Like many people my age, my first experience with Tom Clancy was through video games. It was a while before I realized how involved he had been with the industry over the years, as, to me, Clancy had always been little more than a name on the box of whatever gritty military game Ubisoft was putting out that year. Clancy had actually been involved with game development in one way or another for over fifteen years. In 1996, he founded Redstorm Entertainment.

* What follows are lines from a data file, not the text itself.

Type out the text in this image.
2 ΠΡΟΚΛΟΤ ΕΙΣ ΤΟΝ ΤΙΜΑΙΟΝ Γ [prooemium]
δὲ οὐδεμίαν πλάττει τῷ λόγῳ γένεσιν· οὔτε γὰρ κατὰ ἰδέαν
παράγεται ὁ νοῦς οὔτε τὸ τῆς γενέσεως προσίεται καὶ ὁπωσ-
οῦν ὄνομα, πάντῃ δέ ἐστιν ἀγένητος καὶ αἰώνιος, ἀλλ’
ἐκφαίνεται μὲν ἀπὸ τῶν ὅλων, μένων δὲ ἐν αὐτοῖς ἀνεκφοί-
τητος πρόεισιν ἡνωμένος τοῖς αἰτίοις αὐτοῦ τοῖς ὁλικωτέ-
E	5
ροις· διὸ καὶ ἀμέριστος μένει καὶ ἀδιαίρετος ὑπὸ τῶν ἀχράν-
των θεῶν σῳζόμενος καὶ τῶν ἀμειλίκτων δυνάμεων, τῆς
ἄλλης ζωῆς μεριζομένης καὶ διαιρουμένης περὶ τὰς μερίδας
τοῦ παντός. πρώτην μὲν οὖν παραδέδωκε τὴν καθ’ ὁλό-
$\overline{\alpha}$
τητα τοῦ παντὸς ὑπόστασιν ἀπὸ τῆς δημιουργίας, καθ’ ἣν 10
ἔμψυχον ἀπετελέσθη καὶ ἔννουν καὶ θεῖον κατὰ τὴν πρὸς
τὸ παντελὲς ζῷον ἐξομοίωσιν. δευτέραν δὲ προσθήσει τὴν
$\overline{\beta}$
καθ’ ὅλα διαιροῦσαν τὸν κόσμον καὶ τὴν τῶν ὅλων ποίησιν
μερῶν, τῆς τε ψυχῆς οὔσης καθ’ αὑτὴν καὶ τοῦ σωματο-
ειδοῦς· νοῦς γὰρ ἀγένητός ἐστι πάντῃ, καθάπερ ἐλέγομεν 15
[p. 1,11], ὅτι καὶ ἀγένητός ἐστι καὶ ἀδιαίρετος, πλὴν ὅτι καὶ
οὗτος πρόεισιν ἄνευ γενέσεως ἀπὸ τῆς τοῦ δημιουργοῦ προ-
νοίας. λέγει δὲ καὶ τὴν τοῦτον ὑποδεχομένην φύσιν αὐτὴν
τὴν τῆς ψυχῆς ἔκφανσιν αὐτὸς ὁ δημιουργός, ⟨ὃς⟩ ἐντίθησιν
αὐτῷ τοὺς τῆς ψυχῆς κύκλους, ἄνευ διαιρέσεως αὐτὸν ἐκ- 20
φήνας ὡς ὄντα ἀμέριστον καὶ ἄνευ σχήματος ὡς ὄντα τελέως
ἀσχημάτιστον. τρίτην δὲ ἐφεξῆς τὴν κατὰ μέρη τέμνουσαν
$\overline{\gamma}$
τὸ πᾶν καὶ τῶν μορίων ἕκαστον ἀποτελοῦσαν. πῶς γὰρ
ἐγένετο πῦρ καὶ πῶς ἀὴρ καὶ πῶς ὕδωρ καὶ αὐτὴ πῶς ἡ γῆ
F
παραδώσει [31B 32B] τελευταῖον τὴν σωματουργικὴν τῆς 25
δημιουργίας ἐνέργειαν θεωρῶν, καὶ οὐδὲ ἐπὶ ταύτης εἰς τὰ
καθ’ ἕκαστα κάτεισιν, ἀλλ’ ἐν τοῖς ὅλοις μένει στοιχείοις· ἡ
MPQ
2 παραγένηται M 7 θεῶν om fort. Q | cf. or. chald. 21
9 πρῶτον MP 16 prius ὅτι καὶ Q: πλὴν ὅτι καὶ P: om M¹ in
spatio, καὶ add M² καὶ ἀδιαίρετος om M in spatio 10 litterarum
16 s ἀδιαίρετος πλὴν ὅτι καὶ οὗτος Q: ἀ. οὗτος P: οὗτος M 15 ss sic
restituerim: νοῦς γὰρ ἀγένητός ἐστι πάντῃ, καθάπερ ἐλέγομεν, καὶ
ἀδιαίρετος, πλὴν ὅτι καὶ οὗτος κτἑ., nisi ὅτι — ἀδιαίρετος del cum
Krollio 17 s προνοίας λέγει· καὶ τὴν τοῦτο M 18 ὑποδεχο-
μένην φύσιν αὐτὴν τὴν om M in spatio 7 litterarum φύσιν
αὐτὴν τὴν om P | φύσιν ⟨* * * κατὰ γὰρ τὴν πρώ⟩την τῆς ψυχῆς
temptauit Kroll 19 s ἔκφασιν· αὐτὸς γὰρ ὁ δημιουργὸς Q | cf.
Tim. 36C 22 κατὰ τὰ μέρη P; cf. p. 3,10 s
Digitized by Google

After a few moderately successful games, Clancy and Redstorm really established themselves with the release of 1998’s Rainbow Six, a game developed concurrently with Clancy’s writing of the book of the same name. Clancy and Redstorm would go on to create seven more successful Rainbow Six games independently, and in 2000 the aforementioned Ubisoft, a popular French game developer/publisher, bought the development studio. With Ubisoft, Redstorm went on to make many more games under the Tom Clancy name, including more Rainbow Six games and the acclaimed Ghost Recon series. In 2008, Ubisoft bought the rights to use the Tom Clancy brand in perpetuity and since then games bearing the author’s name have often graced store shelves. There are Tom Clancy flight games, strategy games, stealth games, and, of course, combat games. This year the seventh game in the Tom Clancy’s Splinter Cell series, Blacklist, was released and next year’s The Division will also bear the Tom Clancy name; there is another Rainbow Six game, called Patriots, in development, though not much has been heard about it since its announcement in 2011. To date there have been forty-one games released with Tom Clancy’s name on them.

Clancy had his fingers in many pies and his legacy will live on. The man virtually created the military thriller genre and he helped to create some of the earliest modern military games. Without Tom Clancy, it would be safe to assume that video games would be very different than they are today. Games like Call of Duty and Metal of Honor took many obvious cues from his work in both games and literature when making the jump to a modern setting. The modern, jargon filled, military action movie would not exist without Tom Clancy, or at least not in the same way.

Clancy wore many hats in his career; he was one of the definitive authors of his generation; he was a pioneer in video games; he was an avid sports fan (he became partial owner of the Baltimore Orioles in 1993 and almost bought the Minnesota Vikings in 1998). He was sixty-six when he died.

Sam Moore is a video game and movie enthusiast in his third year at Mount Allison.